Estimate the maturity value of your fixed deposit with your choice of compounding frequency.
Enter your principal, interest rate, tenure, and compounding frequency to estimate the maturity value.
Enter your details and hit calculate
Calculate to see the step-by-step FD maturity calculation.
A Fixed Deposit is one of the simplest and safest investment options, where you deposit a lump sum with a bank or NBFC for a fixed tenure at a fixed interest rate. This calculator computes the maturity value of a cumulative FD, where interest is reinvested and paid out only at maturity, rather than a non-cumulative FD that pays interest periodically.
Formula used: A = P × (1 + r/(100×n))^(n×t), where P is your principal, r is the annual interest rate, n is the number of times interest is compounded per year, and t is the tenure in years. Most Indian banks compound FD interest quarterly, though yearly, half-yearly, and monthly options also exist.
Worked example: a principal of ₹1,00,000 at 7% p.a. for 5 years, compounded quarterly, grows to approximately ₹1,41,478 — an interest earning of about ₹41,478 over the tenure. The higher the compounding frequency, the marginally higher your effective return, since interest starts earning interest sooner.
Premature withdrawal of an FD typically results in a lower effective interest rate and sometimes a penalty, so FDs work best as a fixed, do-not-touch part of your savings for the chosen tenure. Senior citizens usually get a slightly higher interest rate than the standard rate quoted by banks.

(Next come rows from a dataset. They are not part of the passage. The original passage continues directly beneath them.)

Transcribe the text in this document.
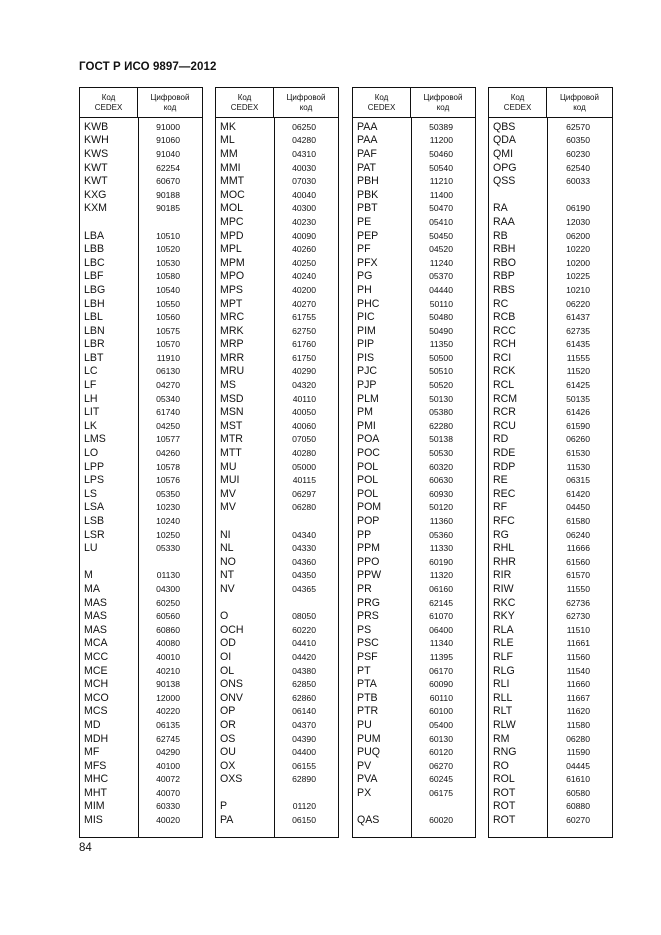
ГОСТ Р ИСО 9897—2012
Код
CEDEX
Цифровой
код
KWB	91000
KWH	91060
KWS	91040
KWT	62254
KWT	60670
KXG	90188
KXM	90185
LBA	10510
LBB	10520
LBC	10530
LBF	10580
LBG	10540
LBH	10550
LBL	10560
LBN	10575
LBR	10570
LBT	11910
LC	06130
LF	04270
LH	05340
LIT	61740
LK	04250
LMS	10577
LO	04260
LPP	10578
LPS	10576
LS	05350
LSA	10230
LSB	10240
LSR	10250
LU	05330
M	01130
MA	04300
MAS	60250
MAS	60560
MAS	60860
MCA	40080
MCC	40010
MCE	40210
MCH	90138
MCO	12000
MCS	40220
MD	06135
MDH	62745
MF	04290
MFS	40100
MHC	40072
MHT	40070
MIM	60330
MIS	40020
Код
CEDEX
Цифровой
код
MK	06250
ML	04280
MM	04310
MMI	40030
MMT	07030
MOC	40040
MOL	40300
MPC	40230
MPD	40090
MPL	40260
MPM	40250
MPO	40240
MPS	40200
MPT	40270
MRC	61755
MRK	62750
MRP	61760
MRR	61750
MRU	40290
MS	04320
MSD	40110
MSN	40050
MST	40060
MTR	07050
MTT	40280
MU	05000
MUI	40115
MV	06297
MV	06280
NI	04340
NL	04330
NO	04360
NT	04350
NV	04365
O	08050
OCH	60220
OD	04410
OI	04420
OL	04380
ONS	62850
ONV	62860
OP	06140
OR	04370
OS	04390
OU	04400
OX	06155
OXS	62890
P	01120
PA	06150
Код
CEDEX
Цифровой
код
PAA	50389
PAA	11200
PAF	50460
PAT	50540
PBH	11210
PBK	11400
PBT	50470
PE	05410
PEP	50450
PF	04520
PFX	11240
PG	05370
PH	04440
PHC	50110
PIC	50480
PIM	50490
PIP	11350
PIS	50500
PJC	50510
PJP	50520
PLM	50130
PM	05380
PMI	62280
POA	50138
POC	50530
POL	60320
POL	60630
POL	60930
POM	50120
POP	11360
PP	05360
PPM	11330
PPO	60190
PPW	11320
PR	06160
PRG	62145
PRS	61070
PS	06400
PSC	11340
PSF	11395
PT	06170
PTA	60090
PTB	60110
PTR	60100
PU	05400
PUM	60130
PUQ	60120
PV	06270
PVA	60245
PX	06175
QAS	60020
Код
CEDEX
Цифровой
код
QBS	62570
QDA	60350
QMI	60230
OPG	62540
QSS	60033
RA	06190
RAA	12030
RB	06200
RBH	10220
RBO	10200
RBP	10225
RBS	10210
RC	06220
RCB	61437
RCC	62735
RCH	61435
RCI	11555
RCK	11520
RCL	61425
RCM	50135
RCR	61426
RCU	61590
RD	06260
RDE	61530
RDP	11530
RE	06315
REC	61420
RF	04450
RFC	61580
RG	06240
RHL	11666
RHR	61560
RIR	61570
RIW	11550
RKC	62736
RKY	62730
RLA	11510
RLE	11661
RLF	11560
RLG	11540
RLI	11660
RLL	11667
RLT	11620
RLW	11580
RM	06280
RNG	11590
RO	04445
ROL	61610
ROT	60580
ROT	60880
ROT	60270
84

This calculator is for educational planning purposes only. Actual maturity value depends on your bank's specific compounding convention and any applicable TDS; please confirm with your bank for the precise figure.
Most Indian banks compound FD interest quarterly by default. Check your bank's FD terms to see which frequency applies to your specific deposit, since this can slightly change your effective returns.

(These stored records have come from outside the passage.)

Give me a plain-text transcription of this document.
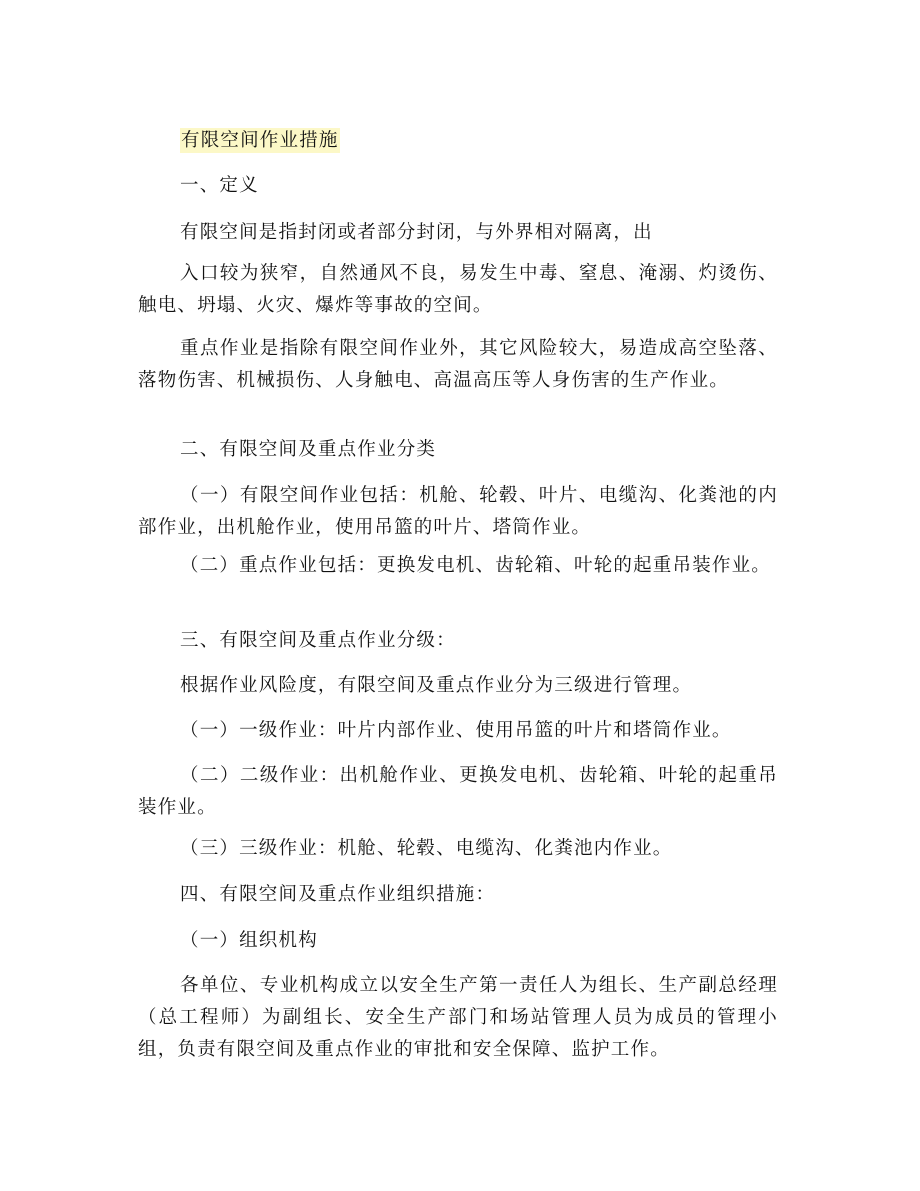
有限空间作业措施

一、定义

有限空间是指封闭或者部分封闭，与外界相对隔离，出

入口较为狭窄，自然通风不良，易发生中毒、窒息、淹溺、灼烫伤、触电、坍塌、火灾、爆炸等事故的空间。

重点作业是指除有限空间作业外，其它风险较大，易造成高空坠落、落物伤害、机械损伤、人身触电、高温高压等人身伤害的生产作业。

二、有限空间及重点作业分类

（一）有限空间作业包括：机舱、轮毂、叶片、电缆沟、化粪池的内部作业，出机舱作业，使用吊篮的叶片、塔筒作业。

（二）重点作业包括：更换发电机、齿轮箱、叶轮的起重吊装作业。

三、有限空间及重点作业分级：

根据作业风险度，有限空间及重点作业分为三级进行管理。

（一）一级作业：叶片内部作业、使用吊篮的叶片和塔筒作业。

（二）二级作业：出机舱作业、更换发电机、齿轮箱、叶轮的起重吊装作业。

（三）三级作业：机舱、轮毂、电缆沟、化粪池内作业。

四、有限空间及重点作业组织措施：

（一）组织机构

各单位、专业机构成立以安全生产第一责任人为组长、生产副总经理（总工程师）为副组长、安全生产部门和场站管理人员为成员的管理小组，负责有限空间及重点作业的审批和安全保障、监护工作。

Yes, FD interest is fully taxable as per your income tax slab, and banks deduct TDS if the total interest earned across your FDs with that bank crosses the prescribed annual threshold.
A cumulative FD reinvests the interest and pays it out along with the principal at maturity, which is what this calculator estimates. A non-cumulative FD instead pays out interest periodically — monthly, quarterly, or annually — as regular income, resulting in a lower total payout at maturity.
Yes, most FDs allow premature withdrawal, but banks usually apply a penalty of around 0.5%–1% on the applicable interest rate, and you earn interest only for the period the deposit was actually held.